One that definitely seems to have some staying power is Duke Bistro; one of the original Sydney 'dude food' revolutionists, though I think the label underrates the skills of kitchen significantly.
|Dirty Smoker and The Tsarina (back) at Duke Bistro, Flinders Street, Darlinghurst|
Much easier to down was The Tsarina; a girly mix of raspberry vodka and citrus flavours, served in the same coupe glass.
|Radish, dashi butter|
What could be so interesting about some plain old radishes cooked in a flavoured butter, you wonder?
|Radish, dashi butter, bread rolls|
Serving the dish with bread rolls makes complete sense as when I finished my perfectly round bread roll, I contemplated getting a straw to slurp up the rest of the butter sauce - it is that good.
|Bonito, lardo, pumpkin, coffee|
My favourite aspect of the dish wasn't the finely cooked, golden hued fish but the accompanying balls of pumpkin and macadamia nuts; of which you could barely differentiate until you had it in your mouth.

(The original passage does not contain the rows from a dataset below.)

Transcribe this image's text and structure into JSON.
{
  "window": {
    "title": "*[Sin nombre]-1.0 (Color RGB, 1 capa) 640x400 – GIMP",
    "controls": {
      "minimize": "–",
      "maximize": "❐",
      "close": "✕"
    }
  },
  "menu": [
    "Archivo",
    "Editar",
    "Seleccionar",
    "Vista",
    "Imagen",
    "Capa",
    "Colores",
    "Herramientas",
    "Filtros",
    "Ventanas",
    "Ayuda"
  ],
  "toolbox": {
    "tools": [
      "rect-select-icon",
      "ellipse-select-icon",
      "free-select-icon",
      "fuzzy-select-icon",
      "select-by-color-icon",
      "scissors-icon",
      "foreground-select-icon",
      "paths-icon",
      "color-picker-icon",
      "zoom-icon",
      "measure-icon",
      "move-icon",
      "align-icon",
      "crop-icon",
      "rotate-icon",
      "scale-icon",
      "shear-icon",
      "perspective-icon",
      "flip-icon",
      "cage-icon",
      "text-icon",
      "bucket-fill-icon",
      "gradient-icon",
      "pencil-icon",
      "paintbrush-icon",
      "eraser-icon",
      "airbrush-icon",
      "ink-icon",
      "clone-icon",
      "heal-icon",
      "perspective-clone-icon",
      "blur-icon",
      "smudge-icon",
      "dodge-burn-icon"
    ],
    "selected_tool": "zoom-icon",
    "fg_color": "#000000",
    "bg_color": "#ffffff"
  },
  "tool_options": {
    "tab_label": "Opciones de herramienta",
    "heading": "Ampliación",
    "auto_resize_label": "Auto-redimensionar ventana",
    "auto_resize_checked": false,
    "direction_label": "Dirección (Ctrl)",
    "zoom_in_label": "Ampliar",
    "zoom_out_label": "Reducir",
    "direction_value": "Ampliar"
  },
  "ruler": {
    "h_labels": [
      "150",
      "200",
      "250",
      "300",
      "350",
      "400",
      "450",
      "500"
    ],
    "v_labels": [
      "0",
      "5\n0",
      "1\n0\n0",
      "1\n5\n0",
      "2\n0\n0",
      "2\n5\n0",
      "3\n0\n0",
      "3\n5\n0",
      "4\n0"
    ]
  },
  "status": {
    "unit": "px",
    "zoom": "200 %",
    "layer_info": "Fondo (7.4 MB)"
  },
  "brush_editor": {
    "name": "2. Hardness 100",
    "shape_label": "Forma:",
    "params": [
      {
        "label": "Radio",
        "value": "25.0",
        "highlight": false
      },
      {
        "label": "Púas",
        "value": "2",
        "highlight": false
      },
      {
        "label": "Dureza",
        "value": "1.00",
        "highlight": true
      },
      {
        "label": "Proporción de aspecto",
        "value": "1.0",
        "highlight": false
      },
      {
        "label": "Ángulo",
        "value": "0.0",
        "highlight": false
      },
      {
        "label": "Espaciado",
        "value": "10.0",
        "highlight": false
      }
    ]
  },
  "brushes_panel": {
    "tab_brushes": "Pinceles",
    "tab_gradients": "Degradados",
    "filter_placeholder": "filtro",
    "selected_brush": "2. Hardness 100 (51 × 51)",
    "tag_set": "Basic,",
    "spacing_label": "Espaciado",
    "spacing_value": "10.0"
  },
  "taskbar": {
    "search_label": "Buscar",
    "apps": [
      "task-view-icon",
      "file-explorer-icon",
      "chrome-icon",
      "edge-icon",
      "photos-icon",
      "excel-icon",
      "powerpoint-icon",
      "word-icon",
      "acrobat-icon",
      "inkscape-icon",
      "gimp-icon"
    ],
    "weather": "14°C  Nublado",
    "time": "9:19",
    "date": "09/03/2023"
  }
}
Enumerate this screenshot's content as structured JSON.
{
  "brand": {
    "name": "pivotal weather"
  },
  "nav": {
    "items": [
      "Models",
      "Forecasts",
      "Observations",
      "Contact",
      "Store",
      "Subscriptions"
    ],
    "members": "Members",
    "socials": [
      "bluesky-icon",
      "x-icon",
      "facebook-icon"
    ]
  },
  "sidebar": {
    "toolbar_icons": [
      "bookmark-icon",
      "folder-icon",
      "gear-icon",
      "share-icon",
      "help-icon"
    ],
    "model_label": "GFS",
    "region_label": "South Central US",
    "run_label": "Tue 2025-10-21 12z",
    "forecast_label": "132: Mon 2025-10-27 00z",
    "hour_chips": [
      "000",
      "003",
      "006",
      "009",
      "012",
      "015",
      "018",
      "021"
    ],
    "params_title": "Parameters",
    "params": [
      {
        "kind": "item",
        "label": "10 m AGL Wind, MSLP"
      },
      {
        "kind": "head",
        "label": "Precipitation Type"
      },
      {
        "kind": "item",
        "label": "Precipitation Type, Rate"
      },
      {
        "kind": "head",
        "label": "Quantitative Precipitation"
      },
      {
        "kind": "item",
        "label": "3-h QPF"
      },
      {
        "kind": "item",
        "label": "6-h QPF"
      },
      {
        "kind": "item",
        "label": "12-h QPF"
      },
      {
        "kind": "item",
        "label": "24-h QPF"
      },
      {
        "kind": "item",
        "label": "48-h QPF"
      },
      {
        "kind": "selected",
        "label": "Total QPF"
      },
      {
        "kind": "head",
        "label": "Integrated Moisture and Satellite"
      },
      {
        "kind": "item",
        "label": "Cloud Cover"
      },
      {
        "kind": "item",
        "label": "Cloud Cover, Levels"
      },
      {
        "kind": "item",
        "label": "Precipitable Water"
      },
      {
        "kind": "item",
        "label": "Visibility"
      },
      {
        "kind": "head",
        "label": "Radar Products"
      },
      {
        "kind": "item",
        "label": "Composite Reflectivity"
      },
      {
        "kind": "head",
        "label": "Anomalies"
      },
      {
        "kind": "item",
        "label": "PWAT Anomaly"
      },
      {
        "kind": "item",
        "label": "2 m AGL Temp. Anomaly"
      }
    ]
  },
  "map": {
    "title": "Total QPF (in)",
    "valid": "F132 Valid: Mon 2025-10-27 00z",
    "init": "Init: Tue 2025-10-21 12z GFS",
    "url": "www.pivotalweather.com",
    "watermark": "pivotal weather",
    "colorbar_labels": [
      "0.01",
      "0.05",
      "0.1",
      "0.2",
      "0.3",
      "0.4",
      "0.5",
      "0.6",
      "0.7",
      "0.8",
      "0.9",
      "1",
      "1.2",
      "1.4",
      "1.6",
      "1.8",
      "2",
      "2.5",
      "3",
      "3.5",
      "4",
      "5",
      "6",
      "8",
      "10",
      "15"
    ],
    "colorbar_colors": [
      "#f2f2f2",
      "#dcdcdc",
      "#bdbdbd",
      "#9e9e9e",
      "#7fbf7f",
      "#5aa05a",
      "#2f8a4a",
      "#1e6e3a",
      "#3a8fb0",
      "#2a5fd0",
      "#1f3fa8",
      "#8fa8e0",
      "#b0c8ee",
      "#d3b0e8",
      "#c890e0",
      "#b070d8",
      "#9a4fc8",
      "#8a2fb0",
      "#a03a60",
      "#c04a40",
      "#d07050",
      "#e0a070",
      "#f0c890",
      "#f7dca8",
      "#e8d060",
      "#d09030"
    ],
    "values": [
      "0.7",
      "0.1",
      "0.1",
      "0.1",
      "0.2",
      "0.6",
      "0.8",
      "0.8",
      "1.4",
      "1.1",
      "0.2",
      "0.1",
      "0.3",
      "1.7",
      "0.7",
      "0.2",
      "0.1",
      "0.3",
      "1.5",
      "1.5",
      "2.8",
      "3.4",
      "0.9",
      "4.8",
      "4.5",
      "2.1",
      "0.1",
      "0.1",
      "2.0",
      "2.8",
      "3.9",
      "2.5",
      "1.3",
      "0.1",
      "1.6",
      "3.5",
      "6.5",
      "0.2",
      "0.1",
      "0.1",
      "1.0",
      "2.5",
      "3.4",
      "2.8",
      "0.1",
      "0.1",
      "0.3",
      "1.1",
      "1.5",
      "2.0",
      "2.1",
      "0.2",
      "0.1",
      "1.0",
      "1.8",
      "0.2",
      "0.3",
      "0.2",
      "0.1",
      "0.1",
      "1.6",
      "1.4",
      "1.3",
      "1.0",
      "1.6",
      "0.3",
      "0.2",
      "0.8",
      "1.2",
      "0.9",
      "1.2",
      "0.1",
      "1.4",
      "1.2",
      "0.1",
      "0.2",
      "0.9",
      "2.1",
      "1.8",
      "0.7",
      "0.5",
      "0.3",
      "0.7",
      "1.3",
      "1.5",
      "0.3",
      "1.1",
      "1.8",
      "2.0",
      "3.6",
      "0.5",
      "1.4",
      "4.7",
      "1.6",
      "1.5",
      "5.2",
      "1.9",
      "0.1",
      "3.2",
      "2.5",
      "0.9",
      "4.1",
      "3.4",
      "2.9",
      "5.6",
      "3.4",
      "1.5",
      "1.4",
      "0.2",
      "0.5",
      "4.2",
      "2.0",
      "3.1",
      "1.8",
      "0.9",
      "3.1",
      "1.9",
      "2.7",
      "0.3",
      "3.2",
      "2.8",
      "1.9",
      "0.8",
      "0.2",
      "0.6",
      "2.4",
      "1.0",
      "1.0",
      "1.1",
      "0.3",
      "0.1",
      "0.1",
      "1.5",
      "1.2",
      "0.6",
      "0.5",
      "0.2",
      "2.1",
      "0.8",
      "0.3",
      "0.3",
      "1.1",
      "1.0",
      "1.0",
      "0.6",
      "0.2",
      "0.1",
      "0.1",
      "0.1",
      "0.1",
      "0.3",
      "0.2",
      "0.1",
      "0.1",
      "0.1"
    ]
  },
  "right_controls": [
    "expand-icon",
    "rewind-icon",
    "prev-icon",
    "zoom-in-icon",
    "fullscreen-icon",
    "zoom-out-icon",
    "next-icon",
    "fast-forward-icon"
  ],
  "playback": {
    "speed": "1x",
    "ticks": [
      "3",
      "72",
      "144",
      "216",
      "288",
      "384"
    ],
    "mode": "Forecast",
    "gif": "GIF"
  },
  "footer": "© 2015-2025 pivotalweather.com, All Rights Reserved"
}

|Char siu pork neck, gai lan, garlic shoot|
|Milk, Milk, Milk|
I suppose the chocolate crumbs added some necessary colour contrast but the Milk, Milk, Milk was just my kind of dessert: a simple yet fun concept, full of different textures.
There's a lot of competition in restaurant town, especially if 2011 was anything to go by. With its winning interiors (there really is a boar's head sitting on a bar stool at the bar), clever menu and hipster crowd; I'm positive that Duke Bistro isn't just a dude fad.